Tardó poco porque no había mucho tráfico y, además, encontró aparcamiento frente al cuartel general de la División F. Entró en el edificio y preguntó al sargento del mostrador dónde efectuaban los interrogatorios del caso Cruikshank. El sargento se lo indicó y al llegar al cuarto en cuestión llamó a la puerta y abrió. Les Young y un agente uniformado del DIC estaban sentados frente a un individuo lleno de tatuajes.
– Lo siento -dijo disculpándose y maldiciéndose otra vez para sus adentros.
Aguardó en el pasillo un instante para ver si Young salía a preguntarle qué hacía allí, pero no salió. Lanzó un suspiro y probó en la siguiente puerta con el mismo resultado: dos agentes uniformados la miraron molestos por su intrusión.

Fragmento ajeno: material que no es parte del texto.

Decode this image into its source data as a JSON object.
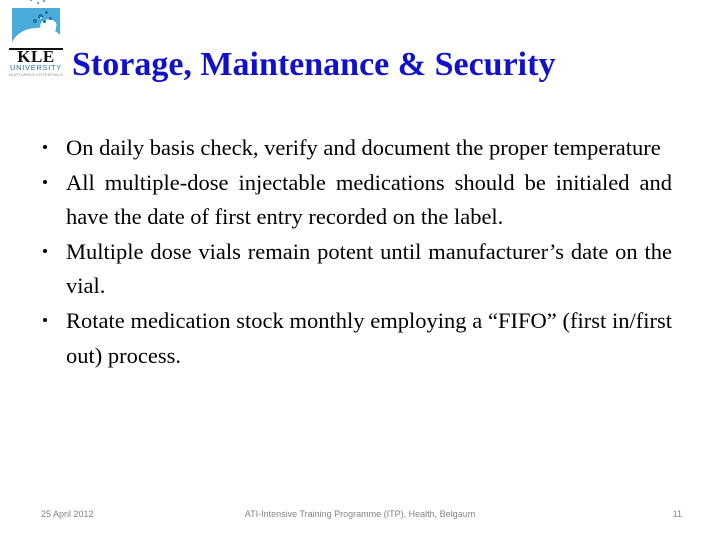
{
  "slide": {
    "background_color": "#FFFFFF",
    "title": "Storage, Maintenance & Security",
    "title_color": "#1111CC"
  },
  "logo": {
    "name": "kle-university-logo",
    "mark_color": "#49ACDB",
    "wordmark": "KLE",
    "wordmark_color": "#111111",
    "subtitle": "UNIVERSITY",
    "subtitle_color": "#2F6FA8",
    "tagline": "NURTURING  POTENTIALS"
  },
  "content": {
    "bullets": [
      "On daily basis check, verify and document the proper temperature",
      "All multiple-dose injectable medications should be initialed and have the date of first entry recorded on the label.",
      "Multiple dose vials remain potent until manufacturer’s date on the vial.",
      "Rotate medication stock monthly employing a “FIFO” (first in/first out) process."
    ],
    "bullet_glyph": "•",
    "text_color": "#000000"
  },
  "footer": {
    "date": "25 April 2012",
    "center": "ATI-Intensive Training Programme (ITP), Health,  Belgaum",
    "page_number": "11",
    "color": "#848484"
  }
}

– Perdonen que les moleste -dijo Siobhan entrando en el cuarto.
Angie alzó la vista hacia ella.
– ¿Saben dónde puedo encontrar a Susie?
– En la sala de espera -contestó uno de los agentes.
Dirigió a Angie una sonrisa tranquilizadora y salió. A la tercera va la vencida, se dijo antes de abrir la siguiente puerta.
Efectivamente, allí estaba Susie sentada con las piernas cruzadas, limándose las uñas, mascando chicle y asintiendo con la cabeza a algo que le decía Janet Eylot. Estaban las dos solas, segregadas de Janine Harrison. Siobhan comprendió la estrategia de Les Young, dejándolas juntas para que hablaran y quizá se pusieran nerviosas, porque para nadie es agradable estar en una comisaría. Advirtió el nerviosismo de Janet Eylot y recordó las botellas de vino que había visto en su nevera. Seguro que Janet no diría que no a un trago en aquel momento.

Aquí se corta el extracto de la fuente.